A veces me da por perderme en internet. Entro en una web conocida y, desde allí, pincho un enlace que me llevará a otra web, en la que hallaré otra puerta a una nueva página, y así sucesivamente. También suelo utilizar Google, donde, con poner una sola palabra, se nos ofrecen miles de resultados. Y no digamos ya si escribimos una frase. Se trata de un vuelo sin motor y sin propósito aparente, únicamente guiado por los vientos de mi curiosidad.
Esta improvisación me ha servido más de una vez para encontrar verdaderos tesoros. Un artículo, un estudio, un relato; hay millones de ideas interesantes esperando ahí fuera. Pero el otro día, no me preguntéis por qué caminos virtuales o atajos digitales porque soy incapaz de recordarlos, fui a parar a una entrevista. Era una página sencilla, posiblemente la de un diario local de vete a saber qué pueblo, donde el entrevistado en cuestión era un escritor. Tampoco me viene a la memoria el nombre de esta persona, pero pude leer que ya llevaba publicados tres o cuatro libros y que impartía clases de creatividad en talleres literarios.

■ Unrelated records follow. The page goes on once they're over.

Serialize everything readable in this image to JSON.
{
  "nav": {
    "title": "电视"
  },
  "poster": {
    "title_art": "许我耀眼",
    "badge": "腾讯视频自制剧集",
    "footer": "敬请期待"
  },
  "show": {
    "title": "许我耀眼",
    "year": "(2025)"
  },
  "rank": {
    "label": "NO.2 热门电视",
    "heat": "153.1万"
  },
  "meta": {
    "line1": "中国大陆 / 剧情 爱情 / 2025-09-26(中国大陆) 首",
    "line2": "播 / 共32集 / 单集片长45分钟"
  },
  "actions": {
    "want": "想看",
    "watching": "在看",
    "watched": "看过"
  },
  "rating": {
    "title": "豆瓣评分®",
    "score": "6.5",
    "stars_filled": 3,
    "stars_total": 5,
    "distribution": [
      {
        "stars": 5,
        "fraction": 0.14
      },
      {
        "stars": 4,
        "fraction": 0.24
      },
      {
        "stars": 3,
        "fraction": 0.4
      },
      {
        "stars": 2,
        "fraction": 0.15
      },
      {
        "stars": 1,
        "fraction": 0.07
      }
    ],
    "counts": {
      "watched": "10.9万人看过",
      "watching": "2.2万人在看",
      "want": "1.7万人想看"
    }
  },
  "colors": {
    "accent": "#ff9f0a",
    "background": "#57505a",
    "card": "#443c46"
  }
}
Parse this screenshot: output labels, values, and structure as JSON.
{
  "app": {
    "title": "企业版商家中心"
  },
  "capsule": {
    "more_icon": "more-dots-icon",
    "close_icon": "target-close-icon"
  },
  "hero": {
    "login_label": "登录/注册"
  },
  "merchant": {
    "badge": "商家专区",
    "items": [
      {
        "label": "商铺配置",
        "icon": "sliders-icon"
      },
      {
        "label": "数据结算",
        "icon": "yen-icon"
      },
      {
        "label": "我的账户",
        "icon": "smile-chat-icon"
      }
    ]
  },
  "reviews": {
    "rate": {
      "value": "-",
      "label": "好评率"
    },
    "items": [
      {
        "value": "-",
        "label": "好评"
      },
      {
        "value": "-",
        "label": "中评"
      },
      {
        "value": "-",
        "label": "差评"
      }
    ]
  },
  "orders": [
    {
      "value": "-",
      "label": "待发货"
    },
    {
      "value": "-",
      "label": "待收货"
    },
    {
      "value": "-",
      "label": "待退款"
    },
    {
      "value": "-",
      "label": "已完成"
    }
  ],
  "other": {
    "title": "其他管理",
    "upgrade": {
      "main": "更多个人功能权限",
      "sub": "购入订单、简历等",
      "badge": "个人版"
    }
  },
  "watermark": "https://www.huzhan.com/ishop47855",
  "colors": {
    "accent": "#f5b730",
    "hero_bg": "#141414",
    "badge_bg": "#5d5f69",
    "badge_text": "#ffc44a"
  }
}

El periodista quiso ahondar sobre esta última faceta y le preguntó a cerca de las claves para poder escribir y no morir en el intento. No morir de forma figurada, claro, porque no creo que exista en el mundo una actividad con menos riesgo físico que la de sentarse en una silla y teclear letras. Yo creo que el tipo más bien se refería a empezar a escribir y no desesperar, no dejar que se marchiten tus ganas de continuar haciéndolo. Pues el escritor soltó una respuesta, al menos para mí, reveladora.
Explicó lo que les suele contar a sus alumnos, que curiosamente eran las palabras que dijo en otra entrevista otro escritor de renombre: Ray Bradbury. En aquella ocasión, el entrevistador le preguntó por el método que empleaba para escribir aquellos libros tan maravillosos. Y Ray Bradbury contestó que, efectivamente, tenía adquirida una rutina diaria. Primero se sentaba en su escritorio, convenientemente apartado de distracciones y molestias, repasaba sus investigaciones o apuntes y, justo antes de empezar a teclear, leía uno de los post-it enganchado a su mesa en el que rezaba la frase "NO PIENSES". <<¿No pienses?>>, preguntó el entrevistador. "Sí, NO PIENSES. No pensar es la única forma de conectar con el subconsciente, y de ahí surgen las mejores ideas."
Debo confesar que algo muy parecido, pero en sentido contrario, me pasa últimamente cuando me pongo a escribir: que pienso demasiado. Trazo una frase y, al momento, ya me la estoy mirando con recelo. Elimino o cambio el adjetivo, sustituyo el verbo por otro más preciso, en teoría. Luego no me gusta cómo suena y la construyo de forma diferente. Al rato echo la vista atrás y me parece pedante, o insulsa, o dispersa. Entonces vuelvo a reescribir la frase, intentando que resulte más liviana, o más coherente, o con mejor sonoridad. Y luego... luego nada, porque ya han pasado tres horas, me tengo que ir a trabajar y apenas he escrito un párrafo. Es una pelea absurda contra mí mismo que no tiene ningún sentido. Y lo peor de todo es que no me dejo avanzar.
Tras encontrarme con esta entrevista, he vuelto atrás en el blog para releer alguna de sus antiguas entradas y, rememorando algunos escritos, me he dado cuenta que los que más me gustan fueron los que escribí de un tirón. En apenas un par de horas. Sin poner ninguna clase de freno. Pues bien, sirva esta entrada como post-it, como recordatorio perenne, para que jamás vuelva a pensar. No al menos mientras escriba, claro.